彼が、ジスカルを憎んでいたのは、口にしなくても、よくわかっていたから」
アーロンは、ザナルカンド遺跡で見た思念を、思い返す。
確かに、『母さま』と呼んでいた。
シーモアにとって、強い絆で結ばれた、究極召喚獣。
「アニマの祈り子は、やはりーー」
「う・・ん」
アヤの返事に、アーロンは目を閉じて、何事か考えを巡らせていた。
やがて目を開けると、逡巡しながら口を開いた。
「最早、奴は自分の歪んだ希望に取り憑かれて、この世に留まっているに過ぎん」
アーロンは、アヤの髪に唇を寄せる。
「・うん」
頷きながら、微かに震える腕の中の温もりを、アーロンは更に抱きしめた。
「夜が明ければ、また旅がはじまる。
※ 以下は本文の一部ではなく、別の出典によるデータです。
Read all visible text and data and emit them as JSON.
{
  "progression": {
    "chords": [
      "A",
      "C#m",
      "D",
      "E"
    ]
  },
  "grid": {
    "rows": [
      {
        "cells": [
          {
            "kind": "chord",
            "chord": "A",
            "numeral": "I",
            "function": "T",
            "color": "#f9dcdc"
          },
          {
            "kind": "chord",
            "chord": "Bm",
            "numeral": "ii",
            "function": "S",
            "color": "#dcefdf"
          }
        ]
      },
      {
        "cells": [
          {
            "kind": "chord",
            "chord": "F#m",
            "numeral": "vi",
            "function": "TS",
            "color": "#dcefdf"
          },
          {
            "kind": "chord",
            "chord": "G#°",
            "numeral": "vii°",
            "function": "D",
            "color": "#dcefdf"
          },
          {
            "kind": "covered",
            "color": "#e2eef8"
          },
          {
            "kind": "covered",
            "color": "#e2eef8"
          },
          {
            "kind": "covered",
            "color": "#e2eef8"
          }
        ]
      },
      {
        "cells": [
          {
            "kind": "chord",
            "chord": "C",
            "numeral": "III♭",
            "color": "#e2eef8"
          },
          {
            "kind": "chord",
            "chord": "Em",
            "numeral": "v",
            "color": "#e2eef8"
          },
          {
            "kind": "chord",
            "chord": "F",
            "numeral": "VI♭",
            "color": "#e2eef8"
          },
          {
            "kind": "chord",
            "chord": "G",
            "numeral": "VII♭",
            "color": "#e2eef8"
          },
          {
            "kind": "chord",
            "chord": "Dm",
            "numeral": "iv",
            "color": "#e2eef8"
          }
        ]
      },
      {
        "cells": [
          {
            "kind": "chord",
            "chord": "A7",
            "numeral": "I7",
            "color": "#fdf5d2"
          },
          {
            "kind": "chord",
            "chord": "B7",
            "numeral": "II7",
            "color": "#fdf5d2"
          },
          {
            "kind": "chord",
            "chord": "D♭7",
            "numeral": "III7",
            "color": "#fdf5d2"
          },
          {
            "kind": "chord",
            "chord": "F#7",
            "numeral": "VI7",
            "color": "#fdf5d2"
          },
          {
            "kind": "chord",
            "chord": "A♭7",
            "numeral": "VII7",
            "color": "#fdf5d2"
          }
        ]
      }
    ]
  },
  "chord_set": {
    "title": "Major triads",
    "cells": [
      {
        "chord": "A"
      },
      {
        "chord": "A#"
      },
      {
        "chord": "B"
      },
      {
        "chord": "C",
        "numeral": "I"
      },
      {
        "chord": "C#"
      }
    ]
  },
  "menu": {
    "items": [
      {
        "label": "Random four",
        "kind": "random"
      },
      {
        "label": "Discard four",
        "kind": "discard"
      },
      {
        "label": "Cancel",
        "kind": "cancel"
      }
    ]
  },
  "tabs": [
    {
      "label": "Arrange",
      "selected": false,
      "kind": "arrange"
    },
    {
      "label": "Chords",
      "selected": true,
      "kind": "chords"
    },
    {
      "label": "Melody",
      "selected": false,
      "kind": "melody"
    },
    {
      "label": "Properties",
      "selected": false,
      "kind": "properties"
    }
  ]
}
ここから先は、今までよりも険しい道のりだ。
俺が見張る。このまま少しでもいい。眠れ・・」
「・・はい」
アヤは、アーロンの胸にもたれて、目を閉じる。
隠していたシーモアとの関係も全て打ち明け、心が、少しだけ軽くなった気がした。
アーロンが、『自分のこと』を隠し通すのならーー
このまま、気づかない振りをした方がいいのだろうか。
そんな考えが、沈んでいく意識の内に宿った。